Expand the base of investors financing companies and generally enhance liquidity

The TSXV notes in the White Paper that it needs to focus on supporting the dealers who have expertise in, and on attracting other dealers to, the public venture capital space. The TSXV will seek to accomplish this by increasing investor awareness of the marketplace and past success stories of TSXV-listed companies. The TSXV recognizes that many early-stage public companies are not covered by traditional research analysts, and thus there is a need for additional tools and initiatives to help investors identify and better understand investment opportunities in order to increase the number of investors participating in the market. Among others, the TSXV intends to pursue the following initiatives:

  • bolstering its business development programs to create awareness of Canada’s public venture market and to showcase TSXV-listed companies to fund managers, retail investors, investment advisors, investment bankers and research analysts, with the goal of benefiting not only these specific companies but also TSXV-listed issuers in general via the increased investor awareness and liquidity that these showcases are anticipated to generate. To this end, the TSXV has committed to presenting over 100 issuers to these audiences in 2016, at no cost to such issuers;
  • reducing the sometimes complicated barriers to U.S. investors wishing to trade stocks on the TSXV;
  • working to facilitate more direct communication between issuers and investors with a view to strengthening the relationships between them; for instance, by developing mobile and web-based tools to stream summaries of treasury offerings from TSXV-listed companies;
  • introducing a “Market Making” program on the TSXV by facilitating arrangements between issuers and qualified “Market Makers”;
  • introducing new investor analytic programs and research products (for example, the TSXV is beta-testing a new stock screening tool intended to leverage crowd-sourced knowledge);
  • engaging with the Investment Regulatory Organization of Canada (“IIROC”) to obtain clarity regarding the application of IIROC’s suitability standards, which some members of the brokerage community believe are unclear;
  • amending and simplifying its Continued Listing Standards and providing additional tools for companies to reactivate from the NEX board (being a trading forum for listed companies that have fallen below the TSXV’s ongoing listing standards);
  • advocating for additional prospectus exemptions for public companies, in order to provide issuers with additional financing options; and
  • promoting financial literacy and capital markets education in universities and colleges across Canada.

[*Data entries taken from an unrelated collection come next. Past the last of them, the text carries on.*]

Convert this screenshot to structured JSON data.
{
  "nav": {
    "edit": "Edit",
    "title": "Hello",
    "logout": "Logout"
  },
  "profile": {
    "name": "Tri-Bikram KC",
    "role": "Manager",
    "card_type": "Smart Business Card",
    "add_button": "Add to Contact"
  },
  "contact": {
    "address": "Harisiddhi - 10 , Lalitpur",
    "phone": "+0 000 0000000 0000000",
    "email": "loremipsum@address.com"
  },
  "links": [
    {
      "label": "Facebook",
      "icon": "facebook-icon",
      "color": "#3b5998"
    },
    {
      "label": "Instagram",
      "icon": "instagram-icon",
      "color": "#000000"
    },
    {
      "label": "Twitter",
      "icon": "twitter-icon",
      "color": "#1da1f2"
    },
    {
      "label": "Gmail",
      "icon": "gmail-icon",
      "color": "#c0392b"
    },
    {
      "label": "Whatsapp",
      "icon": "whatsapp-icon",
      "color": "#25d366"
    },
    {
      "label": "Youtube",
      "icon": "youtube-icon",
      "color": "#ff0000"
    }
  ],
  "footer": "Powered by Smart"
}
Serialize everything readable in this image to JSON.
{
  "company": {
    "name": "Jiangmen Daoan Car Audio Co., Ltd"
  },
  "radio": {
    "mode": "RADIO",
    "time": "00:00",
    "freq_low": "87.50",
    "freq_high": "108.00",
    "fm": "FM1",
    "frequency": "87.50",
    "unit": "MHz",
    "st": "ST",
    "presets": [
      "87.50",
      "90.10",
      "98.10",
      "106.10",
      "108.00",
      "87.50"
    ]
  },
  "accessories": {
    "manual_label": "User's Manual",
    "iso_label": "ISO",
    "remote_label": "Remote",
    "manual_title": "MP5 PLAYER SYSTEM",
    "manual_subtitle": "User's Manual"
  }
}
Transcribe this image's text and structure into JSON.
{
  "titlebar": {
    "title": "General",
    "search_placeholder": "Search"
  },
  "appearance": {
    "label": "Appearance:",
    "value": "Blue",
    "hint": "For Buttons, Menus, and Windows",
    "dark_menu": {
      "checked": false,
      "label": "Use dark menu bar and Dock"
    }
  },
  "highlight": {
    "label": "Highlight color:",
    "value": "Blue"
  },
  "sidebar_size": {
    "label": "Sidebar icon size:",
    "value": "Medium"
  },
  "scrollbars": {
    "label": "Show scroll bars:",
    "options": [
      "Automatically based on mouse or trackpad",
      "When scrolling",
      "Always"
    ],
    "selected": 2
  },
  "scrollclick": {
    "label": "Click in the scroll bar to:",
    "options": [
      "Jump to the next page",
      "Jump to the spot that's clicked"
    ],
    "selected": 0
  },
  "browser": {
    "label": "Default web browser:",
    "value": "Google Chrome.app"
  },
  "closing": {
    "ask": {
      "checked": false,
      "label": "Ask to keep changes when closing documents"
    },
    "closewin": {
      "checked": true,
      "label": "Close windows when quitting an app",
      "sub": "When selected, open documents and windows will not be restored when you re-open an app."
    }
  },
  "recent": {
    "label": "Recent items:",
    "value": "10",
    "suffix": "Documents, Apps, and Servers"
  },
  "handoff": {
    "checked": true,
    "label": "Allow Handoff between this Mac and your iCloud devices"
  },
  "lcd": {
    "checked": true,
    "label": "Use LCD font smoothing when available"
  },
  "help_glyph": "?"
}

Diversify and grow the stock list to increase marketplace attractiveness

Despite there being almost 500 non-resource companies currently listed on the TSXV (representing approximately 30% of TSXV-listed issuers), the White Paper notes that the pervasive impression is that the TSXV “lacks diversity” and is “too resource oriented”. In its conversations with market participants, the TSXV found that a number of issuers felt that this perception deterred investors looking for investment opportunities in non-resource early-stage public companies, and that it perhaps was a disincentive from pursuing a TSXV listing for some innovation companies. In some ways, the TSXV is a victim of the success of its past initiatives to appeal to the natural resource sector, and now a re-branding of sorts may be required to appeal more broadly to early-stage companies without detracting from its commitment to its resource clients. The TSXV intends to address this issue through the following initiatives:

  • hiring a dedicated team (including representatives in Boston and Palo Alto) to bring new companies from diverse industries to the TSXV, and to help these companies secure financings;
  • revising its Capital Pool Company policy to make the program more flexible and attractive to companies in all industry sectors;
  • tailoring TSXV policies further to reflect the needs of non-resource companies;
  • increasing efforts to ensure private equity firms, venture capital and angel investors consider the TSXV as an effective exit strategy for early-stage companies;
  • exploring alliances with other exchanges that could benefit its clients;
  • engaging with Exchange Traded Fund firms to develop more investment products that may include baskets of TSXV-listed companies; and
  • advocating for early-stage public companies to be fully eligible for the refundable investment tax credit under the federal Scientific Research and Experimental Development (“SR&ED”) program, noting that, as the regime currently stands, Canadian innovation companies lose most of the benefits of their SR&ED credits when they go public and, as a result, they may be deterred from accessing public venture capital.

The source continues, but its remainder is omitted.